The league even awarded the 2022 draft to Las Vegas after all events on the Strip for this year were canceled due to the nationwide shutdown of large gatherings to curb the spread of the virus.

To open Saturday, Appalachian State had its second player chosen, linebacker Akeem Davis-Gaither, who went to Cincinnati. The Sun Belt’s defensive player of the year was a standout at the Senior Bowl — a game the Bengals coaching staff worked.

The Redskins dealt their unhappy veteran tackle Trent Williams to San Francisco on Saturday morning, and then chose LSU's Saadiq Charles, who has been plagued by off-field issues and served a six-game suspension.
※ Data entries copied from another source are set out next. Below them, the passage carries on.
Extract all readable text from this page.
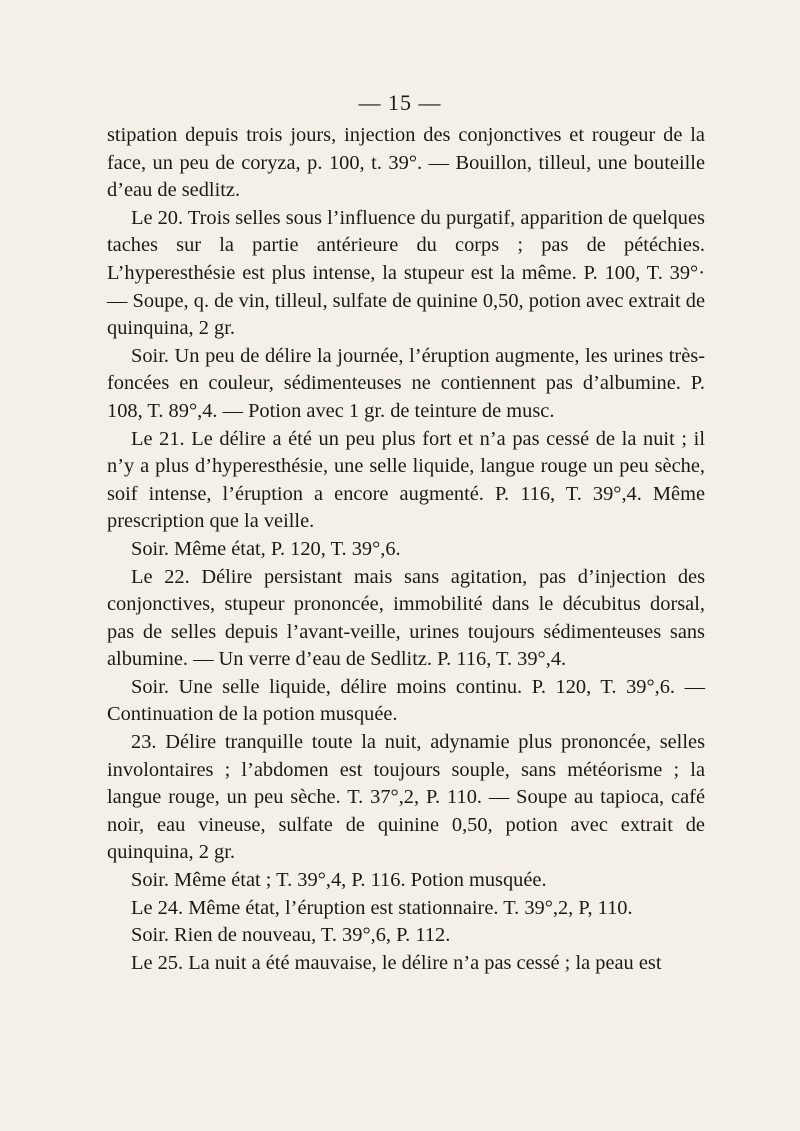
— 15 —

stipation depuis trois jours, injection des conjonctives et rougeur de la face, un peu de coryza, p. 100, t. 39°. — Bouillon, tilleul, une bouteille d’eau de sedlitz.

Le 20. Trois selles sous l’influence du purgatif, apparition de quelques taches sur la partie antérieure du corps ; pas de pétéchies. L’hyperesthésie est plus intense, la stupeur est la même. P. 100, T. 39°· — Soupe, q. de vin, tilleul, sulfate de quinine 0,50, potion avec extrait de quinquina, 2 gr.

Soir. Un peu de délire la journée, l’éruption augmente, les urines très-foncées en couleur, sédimenteuses ne contiennent pas d’albumine. P. 108, T. 89°,4. — Potion avec 1 gr. de teinture de musc.

Le 21. Le délire a été un peu plus fort et n’a pas cessé de la nuit ; il n’y a plus d’hyperesthésie, une selle liquide, langue rouge un peu sèche, soif intense, l’éruption a encore augmenté. P. 116, T. 39°,4. Même prescription que la veille.

Soir. Même état, P. 120, T. 39°,6.

Le 22. Délire persistant mais sans agitation, pas d’injection des conjonctives, stupeur prononcée, immobilité dans le décubitus dorsal, pas de selles depuis l’avant-veille, urines toujours sédimenteuses sans albumine. — Un verre d’eau de Sedlitz. P. 116, T. 39°,4.

Soir. Une selle liquide, délire moins continu. P. 120, T. 39°,6. — Continuation de la potion musquée.

23. Délire tranquille toute la nuit, adynamie plus prononcée, selles involontaires ; l’abdomen est toujours souple, sans météorisme ; la langue rouge, un peu sèche. T. 37°,2, P. 110. — Soupe au tapioca, café noir, eau vineuse, sulfate de quinine 0,50, potion avec extrait de quinquina, 2 gr.

Soir. Même état ; T. 39°,4, P. 116. Potion musquée.

Le 24. Même état, l’éruption est stationnaire. T. 39°,2, P, 110.

Soir. Rien de nouveau, T. 39°,6, P. 112.

Le 25. La nuit a été mauvaise, le délire n’a pas cessé ; la peau est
The Niners, who later announced the retirement of longtime standout left tackle Joe Staley, sent a fifth-round pick in this year’s draft and a 2021 third-rounder to acquire Williams. The deal reunites him with 49ers coach Kyle Shanahan, who was the offensive coordinator in Washington when Williams was drafted fourth overall in 2010.

San Francisco made two other trades, first sending Matt Breida, who was the Niners' starting running back for part of their NFC title season, to Miami. The Dolphins dealt a fifth-rounder to San Francisco.

Then the 49ers traded wideout Marquise Goodwin to Philadelphia for a swap of sixth-round spots.

The first quarterback chosen on Day 3 was Washington's Jacob Eason, who went to Indianapolis. The Colts, of course, signed Philip Rivers as a free agent and still have incumbent Jacoby Brissett. Both have contracts only through 2020, though.

Eason, whose father Tony was a wide receiver at Notre Dame, lost out to Jake Fromm at Georgia, then transferred to Washington. Fromm finally went 167th overall to Buffalo, which has a young QB in Josh Allen. Fromm likely was hurt by a mediocre combine performance. He was taken well after the Jets got Florida International QB James Morgan at 125th.

Meanwhile, the list of Power Five schools without players taken included Oklahoma State, Pitt, Arizona and Washington State.


AP Pro Football Writers Josh Dubow, Mark Long and Rob Maaddi contributed.